| L'Humanité - 28 mars 1926 |
Les événements de Chine,
Les armées nationales prennent des mesures énergiques pour défendre Pékin
La situation en Chine va chaque jour en s'aggravant. On assiste à une sorte de dislocation générale. Tout est bouleversé, Les forces en lutte semblent combattre dans la nuit, ceux que l'on devrait voir unis se tirant parfois dans le dos.
De nombreux indices montrent que le gouvernement de Pékin et les armées nationales ne suivent plus la même direction.
Alors que ces dernières prennent des mesures énergiques et font de suprêmes efforts pour empêcher que Pékin ne tombe aux mains de Tchang-Tso-Lin et de Ou-Pei-Fou, agents de l'impérialisme étranger, Tuan-Tsi-Jui, le chef de l'Exécutif, pro-japonais notoire se serait réfugié à la légation japonaise pour y chercher protection.
Le coup d'Etat militaire de Canton.
A Canton, d'après les informations de ces jours derniers, s'est produit un coup d'Etat militaire dont il n'est pas encore permis d'apercevoir la portée. Le géneral Chiang-Kai-Shek, chef des armées nationales du sud, se serait joint avec ses troupes, à son rival le général Li-Chai-Sun, pour réprimer une révolte militaire à Canton et briser un complot extrêmiste de grande envergure sur le point d'aboutir et qui tendait à s'emparer du gouvernement. Ils ont pris possession des bureaux de syndicats, ont fait irruption dans le Club russe, en chassant ses occupants, et auraient fait jeter en prison tous les «leaders rouges» qui étaient maîtres de la ville.

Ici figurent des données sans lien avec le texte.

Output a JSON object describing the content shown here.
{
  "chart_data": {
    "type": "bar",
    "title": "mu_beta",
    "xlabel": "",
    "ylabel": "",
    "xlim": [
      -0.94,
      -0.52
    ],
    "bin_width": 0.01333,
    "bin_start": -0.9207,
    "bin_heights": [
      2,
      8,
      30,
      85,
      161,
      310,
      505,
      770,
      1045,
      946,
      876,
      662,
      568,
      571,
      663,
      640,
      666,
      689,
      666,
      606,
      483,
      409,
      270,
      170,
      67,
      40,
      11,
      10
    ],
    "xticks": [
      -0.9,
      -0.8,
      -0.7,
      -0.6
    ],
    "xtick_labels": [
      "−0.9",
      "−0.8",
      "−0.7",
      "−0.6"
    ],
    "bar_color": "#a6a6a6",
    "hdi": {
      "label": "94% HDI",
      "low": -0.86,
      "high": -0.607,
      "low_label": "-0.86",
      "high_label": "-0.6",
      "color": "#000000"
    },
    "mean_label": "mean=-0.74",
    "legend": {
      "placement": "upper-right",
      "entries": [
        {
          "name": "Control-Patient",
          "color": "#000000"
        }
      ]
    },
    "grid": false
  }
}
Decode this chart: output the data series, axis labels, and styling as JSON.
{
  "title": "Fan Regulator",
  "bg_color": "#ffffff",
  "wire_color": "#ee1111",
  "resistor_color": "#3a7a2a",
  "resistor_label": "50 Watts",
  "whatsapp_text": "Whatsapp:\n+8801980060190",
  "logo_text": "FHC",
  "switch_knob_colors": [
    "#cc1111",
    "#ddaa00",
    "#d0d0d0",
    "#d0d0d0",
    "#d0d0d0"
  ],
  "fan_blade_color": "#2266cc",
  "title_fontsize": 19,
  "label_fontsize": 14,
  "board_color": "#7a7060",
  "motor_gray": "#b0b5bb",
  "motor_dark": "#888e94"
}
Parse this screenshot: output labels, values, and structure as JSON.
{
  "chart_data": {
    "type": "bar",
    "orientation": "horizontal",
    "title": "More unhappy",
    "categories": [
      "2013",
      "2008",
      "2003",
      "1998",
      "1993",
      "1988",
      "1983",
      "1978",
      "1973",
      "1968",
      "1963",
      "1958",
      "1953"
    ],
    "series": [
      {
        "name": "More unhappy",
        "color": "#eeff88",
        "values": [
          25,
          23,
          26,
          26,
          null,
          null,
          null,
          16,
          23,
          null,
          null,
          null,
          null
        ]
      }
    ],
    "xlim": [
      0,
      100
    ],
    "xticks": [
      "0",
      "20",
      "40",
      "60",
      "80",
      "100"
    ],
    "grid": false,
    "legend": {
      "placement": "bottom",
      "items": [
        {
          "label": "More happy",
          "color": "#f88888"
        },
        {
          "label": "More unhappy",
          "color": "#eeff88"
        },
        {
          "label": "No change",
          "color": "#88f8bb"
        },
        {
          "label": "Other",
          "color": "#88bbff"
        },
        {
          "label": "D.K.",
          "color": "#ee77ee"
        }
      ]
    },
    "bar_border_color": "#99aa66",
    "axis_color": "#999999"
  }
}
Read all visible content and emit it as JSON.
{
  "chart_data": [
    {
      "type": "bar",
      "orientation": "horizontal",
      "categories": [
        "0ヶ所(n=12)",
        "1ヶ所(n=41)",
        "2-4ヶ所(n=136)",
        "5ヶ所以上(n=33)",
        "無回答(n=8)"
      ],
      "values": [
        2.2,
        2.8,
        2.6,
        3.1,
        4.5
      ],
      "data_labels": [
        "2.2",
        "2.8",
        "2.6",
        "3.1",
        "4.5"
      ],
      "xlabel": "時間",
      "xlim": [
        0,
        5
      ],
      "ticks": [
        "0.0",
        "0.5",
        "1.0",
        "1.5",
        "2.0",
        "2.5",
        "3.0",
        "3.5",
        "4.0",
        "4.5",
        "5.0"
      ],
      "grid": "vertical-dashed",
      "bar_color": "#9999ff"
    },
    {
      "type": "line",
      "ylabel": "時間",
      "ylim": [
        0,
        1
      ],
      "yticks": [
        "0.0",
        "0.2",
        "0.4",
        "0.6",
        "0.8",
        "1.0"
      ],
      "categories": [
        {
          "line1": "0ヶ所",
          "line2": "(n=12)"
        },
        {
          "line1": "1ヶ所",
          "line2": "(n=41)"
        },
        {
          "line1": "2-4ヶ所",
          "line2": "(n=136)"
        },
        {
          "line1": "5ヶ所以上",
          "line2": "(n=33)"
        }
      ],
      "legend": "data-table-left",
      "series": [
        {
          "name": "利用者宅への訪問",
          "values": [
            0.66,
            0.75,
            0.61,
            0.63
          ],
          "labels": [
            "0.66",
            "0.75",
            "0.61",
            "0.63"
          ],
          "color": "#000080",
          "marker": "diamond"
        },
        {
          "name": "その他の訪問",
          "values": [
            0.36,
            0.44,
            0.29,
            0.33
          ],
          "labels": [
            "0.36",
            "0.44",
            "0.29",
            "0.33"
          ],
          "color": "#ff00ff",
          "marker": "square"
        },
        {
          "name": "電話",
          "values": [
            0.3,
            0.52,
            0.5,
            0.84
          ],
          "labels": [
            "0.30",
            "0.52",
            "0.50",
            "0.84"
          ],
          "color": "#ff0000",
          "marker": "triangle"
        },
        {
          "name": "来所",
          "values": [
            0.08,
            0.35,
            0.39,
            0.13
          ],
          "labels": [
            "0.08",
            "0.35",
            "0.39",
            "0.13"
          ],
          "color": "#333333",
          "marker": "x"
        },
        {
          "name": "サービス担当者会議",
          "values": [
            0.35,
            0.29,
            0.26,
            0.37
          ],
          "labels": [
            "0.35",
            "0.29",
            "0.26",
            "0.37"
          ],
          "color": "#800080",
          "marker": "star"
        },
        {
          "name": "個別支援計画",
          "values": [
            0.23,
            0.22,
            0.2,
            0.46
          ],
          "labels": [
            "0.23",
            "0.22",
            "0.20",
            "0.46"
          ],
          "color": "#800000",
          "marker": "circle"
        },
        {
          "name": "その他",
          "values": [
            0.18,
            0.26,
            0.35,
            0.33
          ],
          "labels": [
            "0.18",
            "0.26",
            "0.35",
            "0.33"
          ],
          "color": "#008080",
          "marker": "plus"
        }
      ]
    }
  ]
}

En même temps, les mêmes dépêches, toutes de source anglaise, annoncent que le gouvernement de Canton a envoyé une lettre au gouvernement de Hong-Kong (colonie anglaise), lui annonçant qu'il était prêt à envoyer trois personnalités officielles en vue de négocier avec une délégation nommée par les autorités de Hong-Kong, pour le règlement de la question du boycot..
On sait que depuis l'été dernier, après les événements de Shanghai, où la police anglaise fusilla les ouvriers chinois en grève, le boycot des marchandises anglaises fut décidé en guise de représailles. Tout récemment, l'Angleterre tenta d'user de la force pour faire cesser ce boycot et décréta le blocus de Canton. Très vite, elle dut abandonner cette mesure, mais le litige restait pendant. Les négociations pour le règlement du conflit devaient être engagées avec le comité de grève de Canton, ce à quoi les autorités de Hong-Kong se refusaient. Le gouvernement de Canton, de son côté, entendait ne pas se substituer au comité de grève. Le fait, qu'aujourd'hui, il consent à traiter directement avec Hong-Kong indique un changement d'orientation.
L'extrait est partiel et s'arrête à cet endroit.